Capítulo XVII: Sobre la vida de un pelele


El observatorio permanecía en penumbra. Había cerca de una treintena de butacas, de diferentes materiales, formas y tamaños, pensadas para acomodar a individuos de distintas especies y con apéndices en sitios curiosos. Peter y Salma estaban tumbados en un sofá chiquitito que parecía haber sido concebido para ellos. No eran los únicos en la sala. En una especie de cama redonda, situada a unos quince metros de donde ellos se encontraban, una familia humana de seis miembros estaba haciendo la postura sentada del loto sumidos en una meditación relajada. Lo cierto es que el sitio invitaba a ello. El observatorio estaba situado en el punto más elevado de la nave, contaba con doscientos treinta y tres metros cuadrados, y las paredes, que se fundían en un techo en cúpula, eran invisibles. Quienes lo visitaban tenían la impresión de estar paseando, descansando o meditando sobre la misma superficie de la nave, al descubierto, contemplando el espacio en toda su extensión; con un suelo bajo los pies, pero nada más. De vez en cuando podía verse cómo se descorría discretamente una cortina de metal en alguno de los ventanucos de la torreta de camarotes que quedaba hacia proa y un rostro, anónimo por la distancia, contemplaba con asombro la bolsa de energía que había capturado la Pressure.

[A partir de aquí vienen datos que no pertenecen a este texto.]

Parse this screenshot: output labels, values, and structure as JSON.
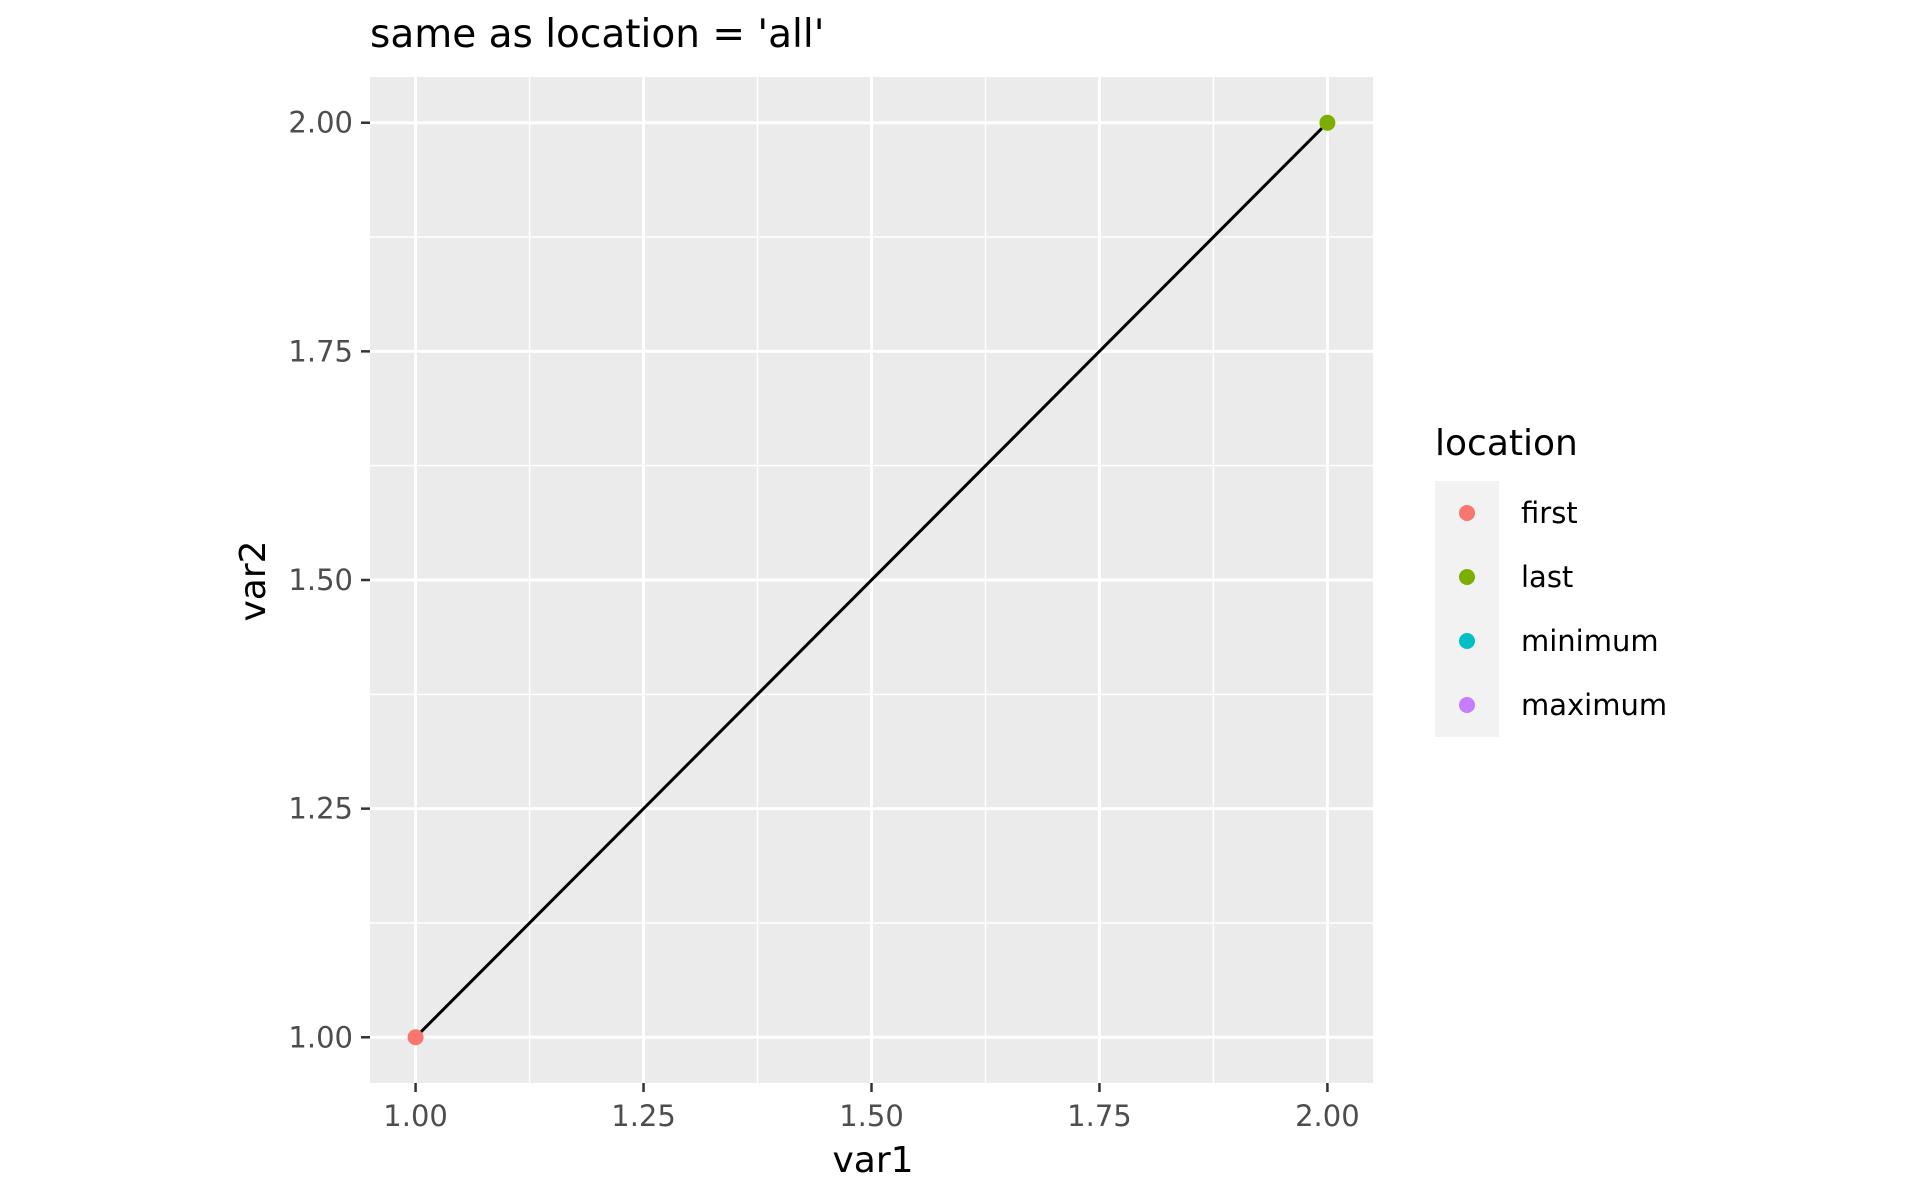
{
  "chart_data": {
    "type": "line",
    "title": "same as location = 'all'",
    "xlabel": "var1",
    "ylabel": "var2",
    "xlim": [
      0.95,
      2.05
    ],
    "ylim": [
      0.95,
      2.05
    ],
    "x_ticks": [
      "1.00",
      "1.25",
      "1.50",
      "1.75",
      "2.00"
    ],
    "y_ticks": [
      "1.00",
      "1.25",
      "1.50",
      "1.75",
      "2.00"
    ],
    "line": {
      "x": [
        1.0,
        2.0
      ],
      "y": [
        1.0,
        2.0
      ],
      "color": "#000000"
    },
    "points": [
      {
        "x": 1.0,
        "y": 1.0,
        "location": "first"
      },
      {
        "x": 2.0,
        "y": 2.0,
        "location": "last"
      }
    ],
    "legend": {
      "title": "location",
      "placement": "right",
      "entries": [
        {
          "label": "first",
          "color": "#F8766D"
        },
        {
          "label": "last",
          "color": "#7CAE00"
        },
        {
          "label": "minimum",
          "color": "#00BFC4"
        },
        {
          "label": "maximum",
          "color": "#C77CFF"
        }
      ]
    },
    "grid": true,
    "panel_background": "#EBEBEB",
    "grid_color": "#FFFFFF"
  }
}
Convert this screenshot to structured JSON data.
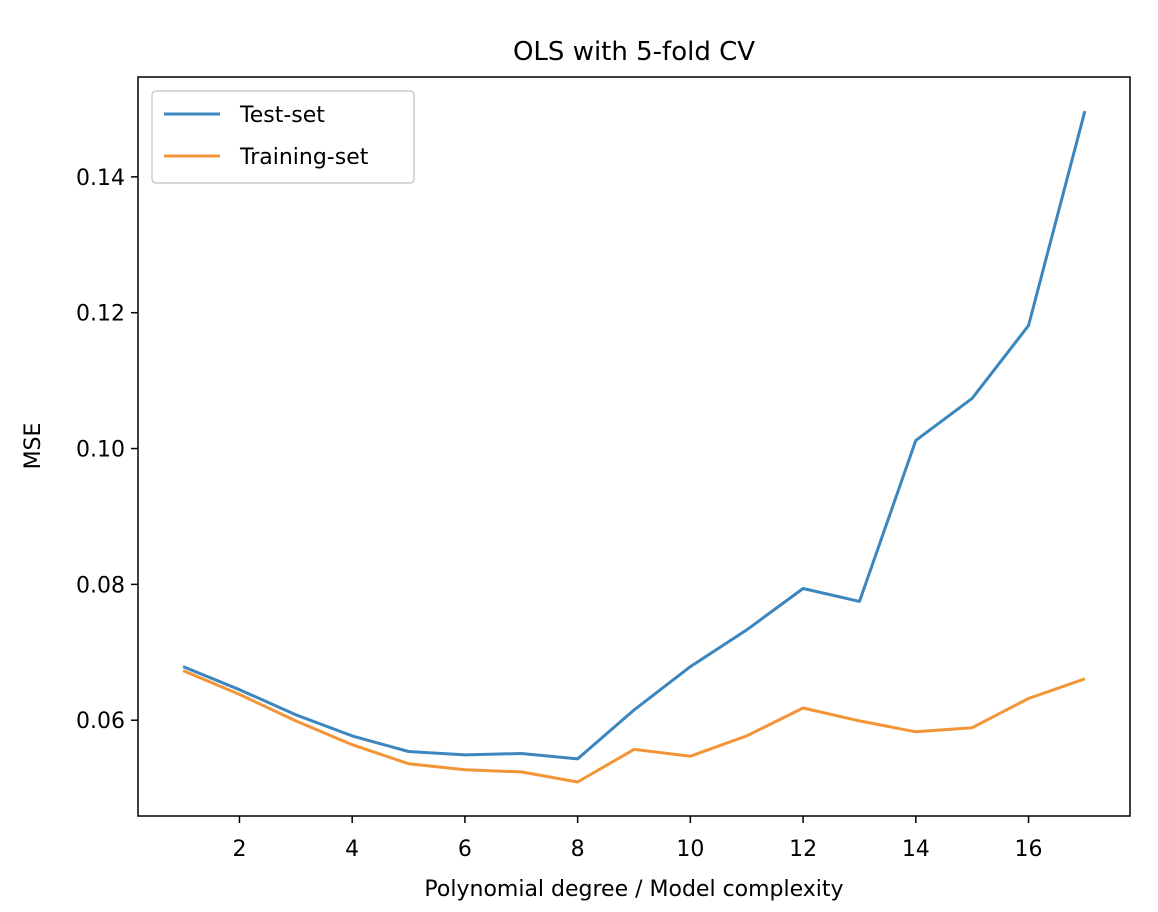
{
  "chart_data": {
    "type": "line",
    "title": "OLS with 5-fold CV",
    "xlabel": "Polynomial degree / Model complexity",
    "ylabel": "MSE",
    "xlim": [
      0.2,
      17.8
    ],
    "ylim": [
      0.0459,
      0.1547
    ],
    "xticks": [
      2,
      4,
      6,
      8,
      10,
      12,
      14,
      16
    ],
    "yticks": [
      0.06,
      0.08,
      0.1,
      0.12,
      0.14
    ],
    "ytick_labels": [
      "0.06",
      "0.08",
      "0.10",
      "0.12",
      "0.14"
    ],
    "grid": false,
    "legend_position": "top-left",
    "x": [
      1,
      2,
      3,
      4,
      5,
      6,
      7,
      8,
      9,
      10,
      11,
      12,
      13,
      14,
      15,
      16,
      17
    ],
    "series": [
      {
        "name": "Test-set",
        "color": "#3b86bf",
        "values": [
          0.0679,
          0.0645,
          0.0608,
          0.0577,
          0.0554,
          0.0549,
          0.0551,
          0.0543,
          0.0615,
          0.0679,
          0.0733,
          0.0794,
          0.0775,
          0.1012,
          0.1074,
          0.1181,
          0.1497
        ]
      },
      {
        "name": "Training-set",
        "color": "#f39537",
        "values": [
          0.0673,
          0.0638,
          0.0599,
          0.0564,
          0.0536,
          0.0527,
          0.0524,
          0.0509,
          0.0557,
          0.0547,
          0.0577,
          0.0618,
          0.0599,
          0.0583,
          0.0589,
          0.0632,
          0.0661
        ]
      }
    ]
  }
}
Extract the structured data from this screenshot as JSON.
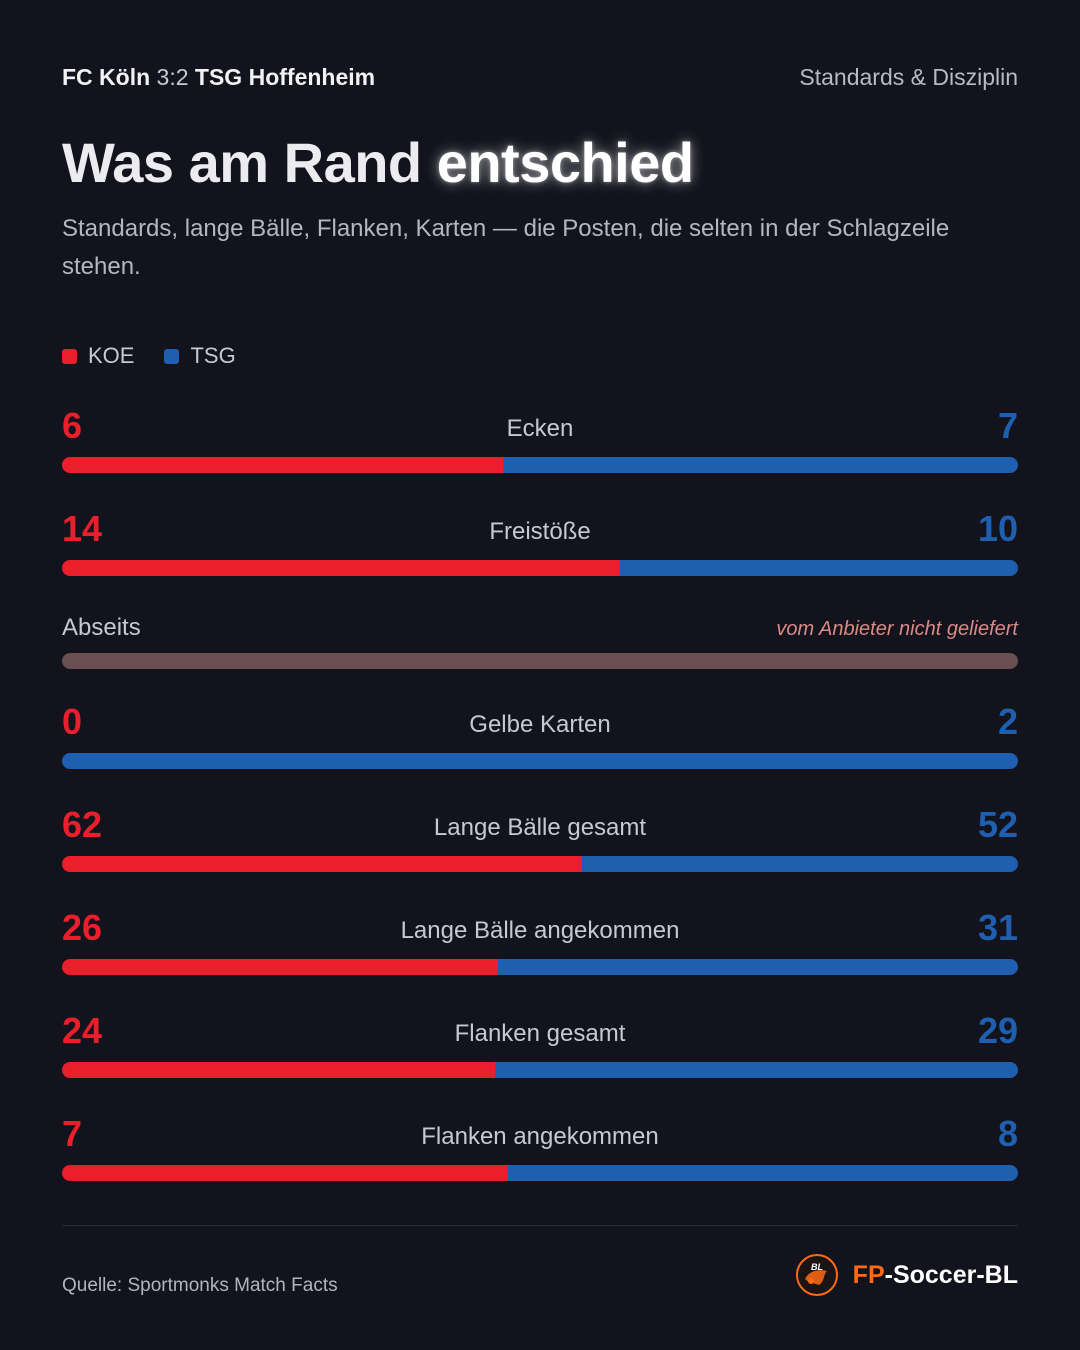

Peter y Salma, en cambio, observaban el espacio, tachonado de estrellas lejanas, a través de la tenue luz rojiza del fluctuante campo de energía. En determinado momento la nave se introdujo en una nebulosa que emitía destellos azules; atravesando el filtro rojizo del campo de energía, los destellos llegaron hasta el mecanismo ocular de visión estereoscópica de la pareja desplegando unos espectaculares tonos violetas. Peter pensó que nunca antes había visto algo tan hermoso. Salma le apretó la mano, compartiendo su pensamiento.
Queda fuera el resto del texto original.